While this comment is certainly right, aspiring to learn about the whole course of western history from the beginning to the recent times in its order is a legitimate or even grand aspiration, especially for a layman. If there have been great books about each historical period, why could't we pick the best books on each period and assemble a multi-volume history series covering the whole history, some kind of a modern day Durant series? So for a person like this, what would you recommend to read? Can you assemble a multi-volume history by selecting from the best works of different authors, for ancient Greece, Rome, medieval age, the renaissance, and so on?
Nov 2017
New Jersey, USA
There have been always been large multi-volume surveys/encyclopedias, Durant's isn't the only one. Published in the 19th and 20th century you also have series like The Historians' History of the World, and A History of All Nations from the Earliest Times, and The book of history. A history of all nations from the earliest times to the present, and The story of the greatest nations. I guess the modern day equivalent to these today would probably be The Cambridge Ancient History, The New Cambridge Medieval History, and The New Cambridge Modern History series taken all together. If you want to pick out the best books for each period I would recommend beginning your search in the footnotes of these books.
Dec 2016
Dabbling. This may be the only time I would say the Internet beats a book every time and in every respect.

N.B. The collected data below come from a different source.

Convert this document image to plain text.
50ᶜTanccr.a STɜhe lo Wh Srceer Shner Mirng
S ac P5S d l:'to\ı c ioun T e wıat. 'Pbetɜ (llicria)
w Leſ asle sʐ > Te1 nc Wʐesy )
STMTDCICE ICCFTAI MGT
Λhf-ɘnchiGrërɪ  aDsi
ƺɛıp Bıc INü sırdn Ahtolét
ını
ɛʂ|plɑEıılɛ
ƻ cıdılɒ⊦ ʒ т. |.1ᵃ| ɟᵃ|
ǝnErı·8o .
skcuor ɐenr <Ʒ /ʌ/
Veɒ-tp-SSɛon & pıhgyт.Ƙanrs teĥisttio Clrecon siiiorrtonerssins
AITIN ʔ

If there is / were a good modern Durant series equivalent, it would be a waste of time to read cover to cover. Too much time invested in areas that will never be interesting, much less as interesting as the areas that are intensely interesting to you, but as yet undiscovered.

For example, I love studying the electronics tech of 1920s and 1930s. Tubes, wires, antennas, and such. If I started with History of Technology, 1) Fire 2) Wheel ... I would have never hooked onto studying any history.